To offset this demand, informal capital inflows have been encouraged since the beginning of the war in Ukraine. For the first eight months of the year, the CBRT's balance-of-payment statistics include a total surplus of $28 billion in “net errors and omissions.” The origin of these inflows is unknown, but they may represent Russian citizens and entities bringing their FX and gold assets to Turkey. The U.S. Department of the Treasury’s Office of Foreign Assets Control (OFAC) has warned the Turkish government and business associations about its concerns over the inflows and the possible risk of sanctions. Use of the Russian credit card system Mir was also suspended by all banks operating in Turkey, after OFAC declared it a violation of sanctions. These developments will reduce the informal inflows going forward; however, the Turkish government is currently negotiating with its Russian counterpart over extending payments for natural gas imports.

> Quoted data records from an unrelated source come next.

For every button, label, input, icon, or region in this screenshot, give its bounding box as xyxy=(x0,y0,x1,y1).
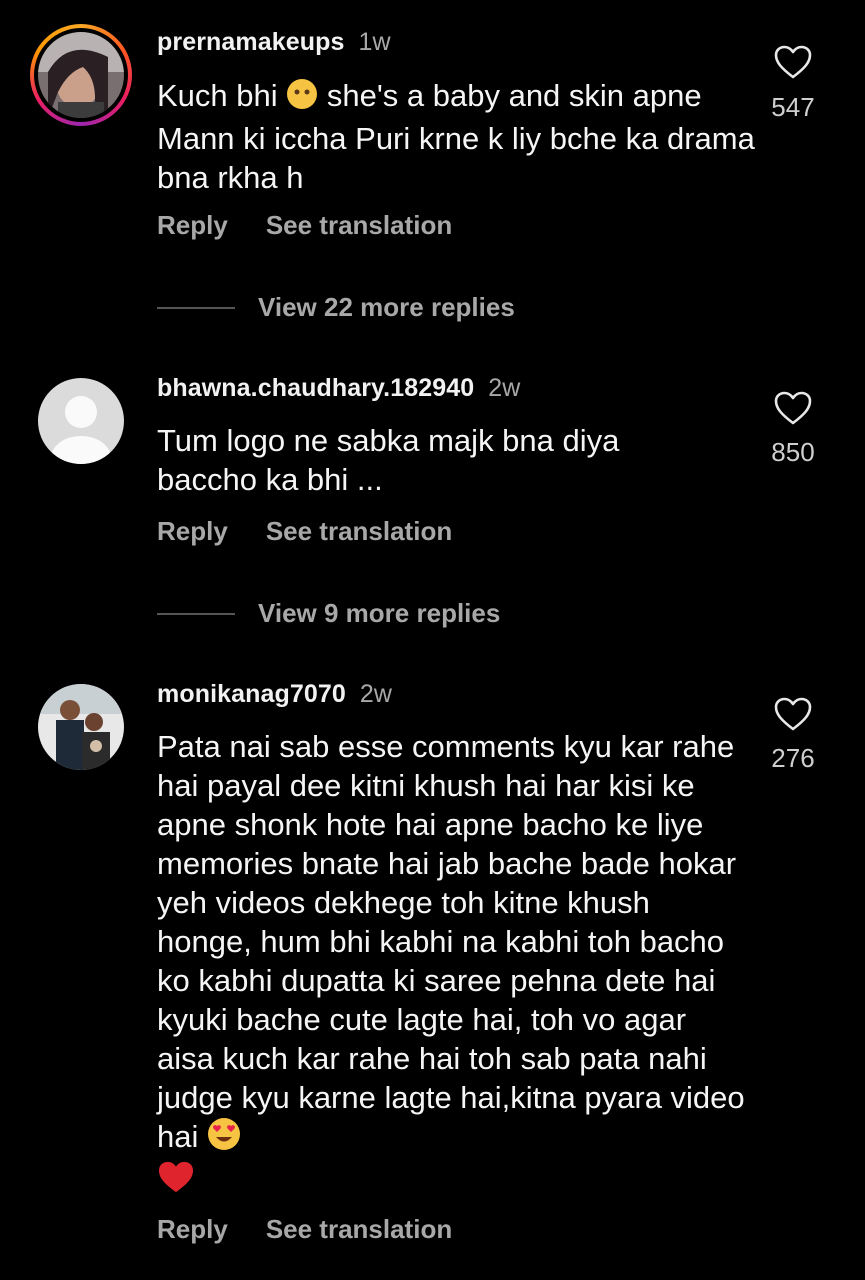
reply-button[interactable]: Reply xyxy=(157,210,228,241)
avatar xyxy=(38,32,124,118)
heart-eyes-emoji-icon xyxy=(207,1117,241,1160)
like-heart-icon[interactable] xyxy=(773,696,813,732)
avatar-photo-icon xyxy=(38,684,124,770)
comment-text: Kuch bhi she's a baby and skin apne Mann… xyxy=(157,76,767,197)
comment-text: Pata nai sab esse comments kyu kar rahe … xyxy=(157,727,747,1203)
view-replies-button[interactable]: View 9 more replies xyxy=(157,598,500,629)
avatar[interactable] xyxy=(38,378,124,464)
neutral-face-emoji-icon xyxy=(286,78,318,119)
comment-text-part: Pata nai sab esse comments kyu kar rahe … xyxy=(157,729,745,1154)
view-replies-button[interactable]: View 22 more replies xyxy=(157,292,515,323)
comment-username[interactable]: bhawna.chaudhary.182940 2w xyxy=(157,374,520,403)
username-text[interactable]: prernamakeups xyxy=(157,28,345,56)
like-count: 276 xyxy=(771,743,815,773)
avatar[interactable] xyxy=(38,684,124,770)
comment-time: 2w xyxy=(359,680,393,708)
username-text[interactable]: monikanag7070 xyxy=(157,680,346,708)
divider-line xyxy=(157,612,235,615)
story-ring-avatar[interactable] xyxy=(30,24,132,126)
comment-username[interactable]: monikanag7070 2w xyxy=(157,680,392,709)
like-count: 547 xyxy=(771,92,815,122)
red-heart-emoji-icon xyxy=(157,1160,195,1203)
comment-time: 1w xyxy=(358,28,391,56)
comment-username[interactable]: prernamakeups 1w xyxy=(157,28,391,57)
see-translation-button[interactable]: See translation xyxy=(266,516,452,547)
avatar-photo-icon xyxy=(38,32,124,118)
comment-time: 2w xyxy=(488,374,521,402)
comment-text: Tum logo ne sabka majk bna diya baccho k… xyxy=(157,423,620,497)
view-replies-label[interactable]: View 9 more replies xyxy=(258,598,500,629)
see-translation-button[interactable]: See translation xyxy=(266,1214,452,1245)
see-translation-button[interactable]: See translation xyxy=(266,210,452,241)
like-heart-icon[interactable] xyxy=(773,390,813,426)
comment-actions: Reply See translation xyxy=(157,210,452,241)
reply-button[interactable]: Reply xyxy=(157,1214,228,1245)
reply-button[interactable]: Reply xyxy=(157,516,228,547)
comment-actions: Reply See translation xyxy=(157,1214,452,1245)
like-count: 850 xyxy=(771,437,815,467)
like-heart-icon[interactable] xyxy=(773,44,813,80)
comment-text-part: Kuch bhi xyxy=(157,78,287,113)
view-replies-label[interactable]: View 22 more replies xyxy=(258,292,515,323)
default-avatar-icon xyxy=(38,378,124,464)
comment-actions: Reply See translation xyxy=(157,516,452,547)
divider-line xyxy=(157,306,235,309)
username-text[interactable]: bhawna.chaudhary.182940 xyxy=(157,374,474,402)
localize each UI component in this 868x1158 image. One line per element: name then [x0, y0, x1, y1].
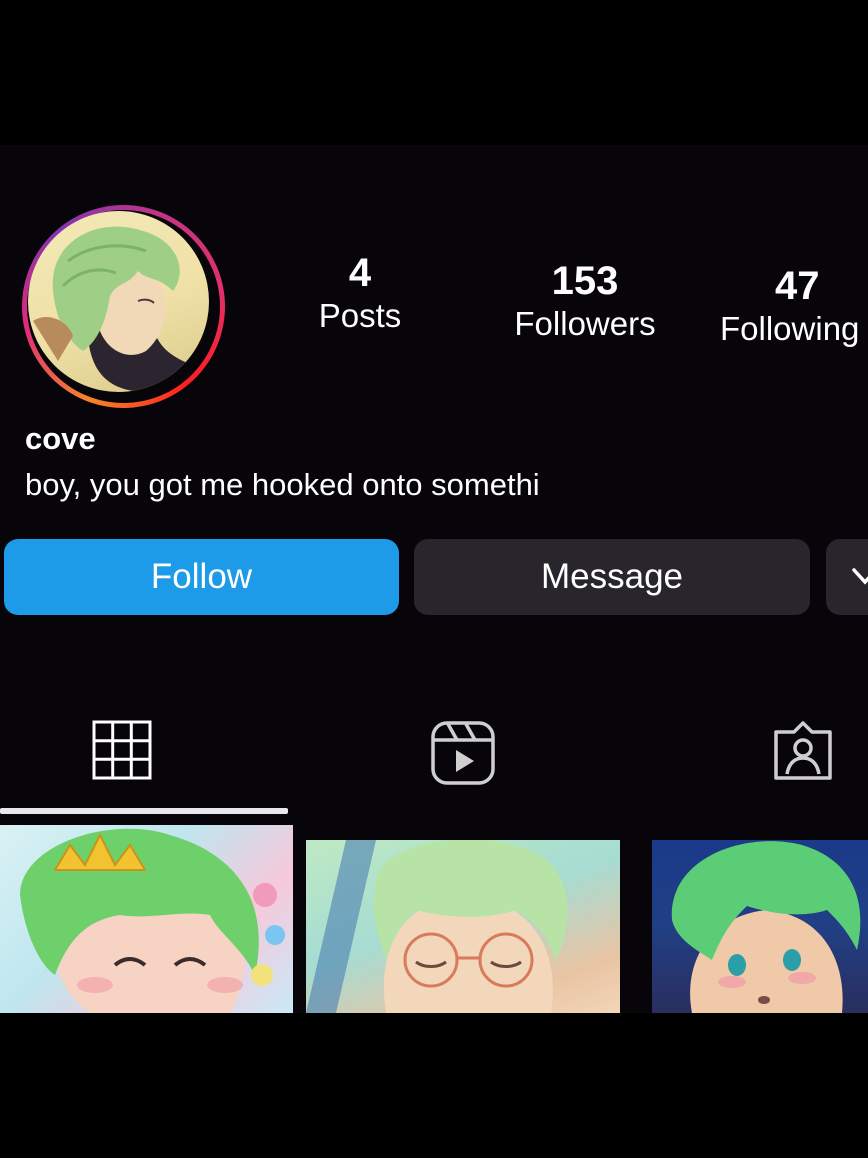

This does not violate U.S. sanctions and there is no direct tool to stop it if Russian President Vladimir Putin and Turkish President Recep Tayyip Erdoğan reach an agreement.


To sum up, the type of economic policies that the AKP needs to win the upcoming elections in June require more FX reserves. Capital restrictions will help to retain FX already in Turkey, but more will be needed. Russia is one potential source via unofficial means or through formal credit lines with Gazprom, Russian state banks, or the Central Bank of Russia. No agreement has been reached yet, but Putin’s offer to make Turkey a gas hub may be interpreted as a step toward further strengthening bilateral economic ties.

If no funds are forthcoming from Russia or another country or investor, Turkey’s expansionary economic policies will lead to a new FX shock. Turkey is already listed only slightly above Pakistan, Egypt, and Tunisia in international credit ratings due to heightened concerns over its ability to make FX-denominated payments to bondholders and importers on time. In August, Moody’s downgraded Turkey’s sovereign credit rating to B3, the lowest it has ever been, while S&P and Fitch rate it as B, the second lowest in the country’s credit rating history. The credit default swap premium for the Turkish Treasury’s sovereign debt instruments is hovering around 700, a very high level indeed, although rates were worse during the 2001 and 2008 crises.

Turkey’s financial stability and industrial production will probably be maintained until the beginning of 2023, at which point generous economic policies will start pushing both production and demand. For this strategy to be successful until the June elections, more FX resources will be necessary. The amount and timing of these resources will be key to evaluating the outlook for the Turkish economy in 2023 and forecasting the election results in June.


M. Murat Kubilay is an independent financial advisor on the Turkish economy and a non-resident scholar with MEI’s Turkey Program.